Dumps’s passion was paramount: he clutched his umbrella, and was striding off with the firm determination of not paying the fare. The cad, by a remarkable coincidence, happened to entertain a directly contrary opinion, and Heaven knows how far the altercation would have proceeded, if it had not been most ably and satisfactorily brought to a close by the driver.

‘Hollo!’ said that respectable person, standing up on the box, and leaning with one hand on the roof of the omnibus. ‘Hollo, Tom! tell the gentleman if so be as he feels aggrieved, we will take him up to the Edge-er (Edgeware) Road for nothing, and set him down at Doory-lane when we comes back. He can’t reject that, anyhow.’

The argument was irresistible: Dumps paid the disputed sixpence, and in a quarter of an hour was on the staircase of No. 14, Great Russell-street.
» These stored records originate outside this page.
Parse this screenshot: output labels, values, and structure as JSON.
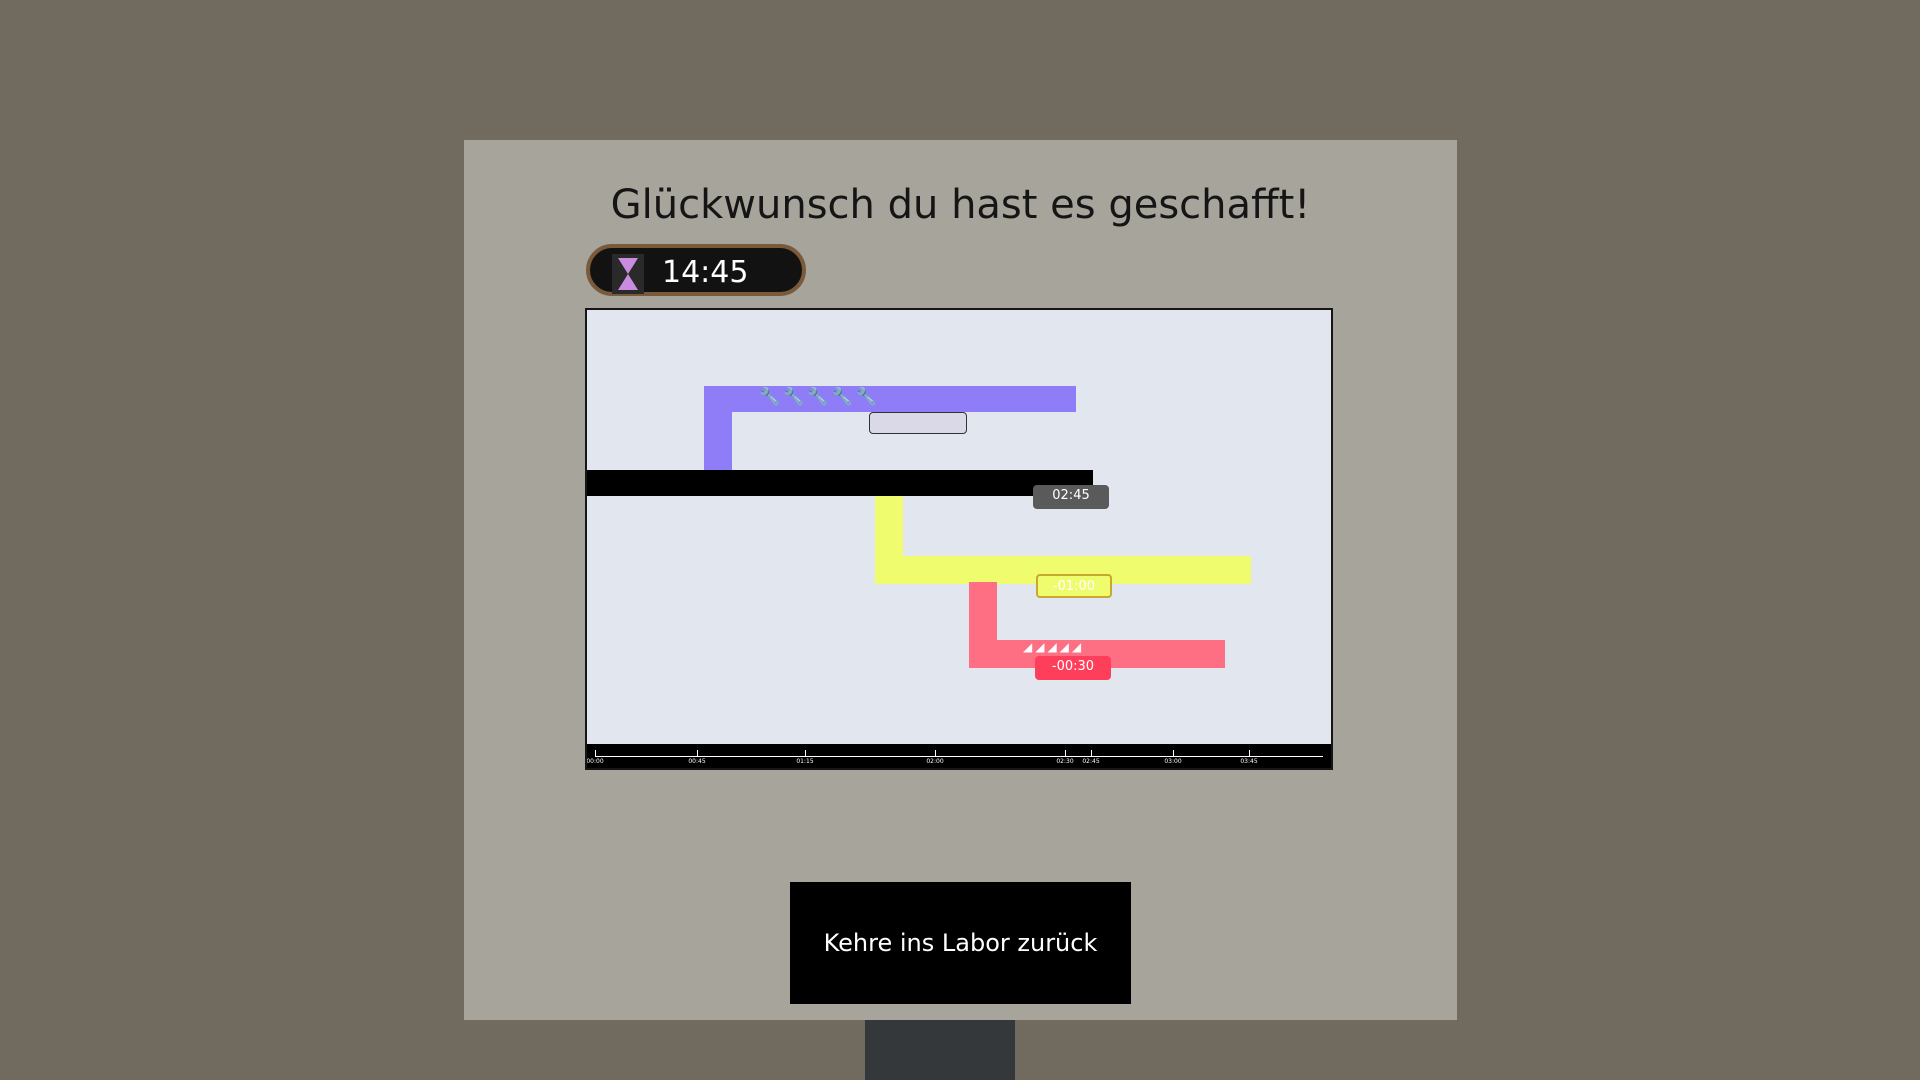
{
  "title": "Glückwunsch du hast es geschafft!",
  "timer": {
    "icon": "hourglass-icon",
    "value": "14:45"
  },
  "timeline": {
    "tracks": [
      {
        "name": "purple-track",
        "color": "#8f7cf7",
        "icons": "🔧🔧🔧🔧🔧",
        "icon_name": "wrench-icon",
        "tag": ""
      },
      {
        "name": "black-track",
        "color": "#000000",
        "tag": "02:45"
      },
      {
        "name": "yellow-track",
        "color": "#eefc6e",
        "tag": "-01:00"
      },
      {
        "name": "red-track",
        "color": "#fe6f84",
        "icons": "◢◢◢◢◢",
        "icon_name": "hammer-icon",
        "tag": "-00:30"
      }
    ],
    "axis_ticks": [
      "00:00",
      "00:45",
      "01:15",
      "02:00",
      "02:30",
      "02:45",
      "03:00",
      "03:45"
    ]
  },
  "button": {
    "label": "Kehre ins Labor zurück"
  }
}
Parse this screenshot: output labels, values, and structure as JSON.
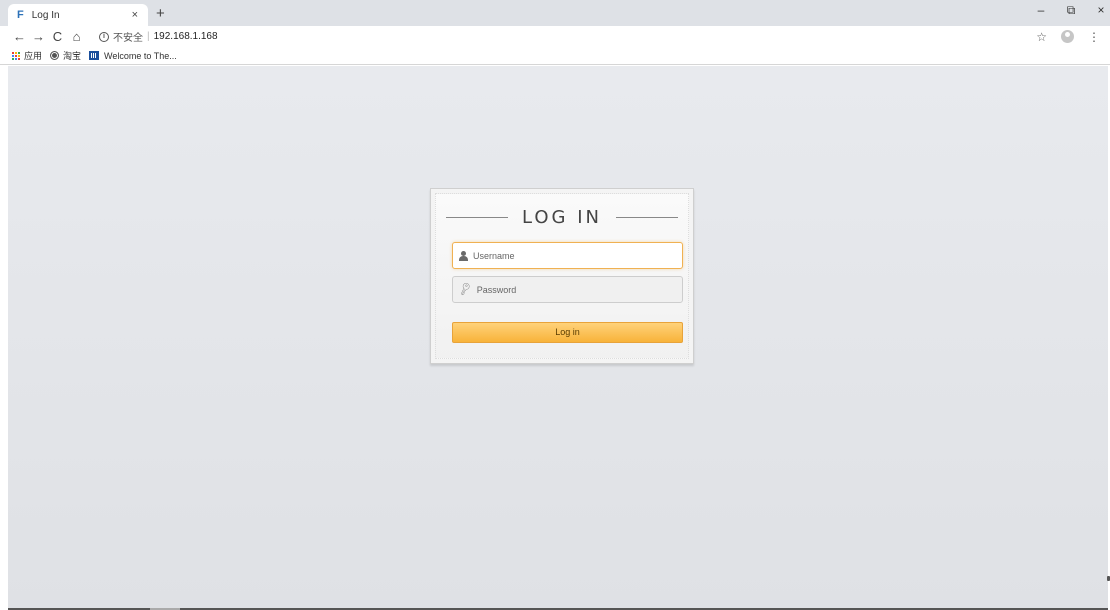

Everything indicated that preparations were making for the reception of ‘a few friends’ in the evening. Two dozen extra tumblers, and four ditto wine-glasses – looking anything but transparent, with little bits of straw in them on the slab in the passage, just arrived. There was a great smell of nutmeg, port wine, and almonds, on the staircase; the covers were taken off the stair-carpet, and the figure of Venus on the first landing looked as if she were ashamed of the composition-candle in her right hand, which contrasted beautifully with the lamp-blacked drapery of the goddess of love. The female servant (who looked very warm and bustling) ushered Dumps into a front drawing-room, very prettily furnished, with a plentiful sprinkling of little baskets, paper table-mats, china watchmen, pink and gold albums, and rainbow-bound little books on the different tables.

‘Ah, uncle!’ said Mr. Kitterbell, ‘how d’ye do? Allow me – Jemima, my dear – my uncle. I think you’ve seen Jemima before, sir?’

‘Have had the pleasure,’ returned big Dumps, his tone and look making it doubtful whether in his life he had ever experienced the sensation.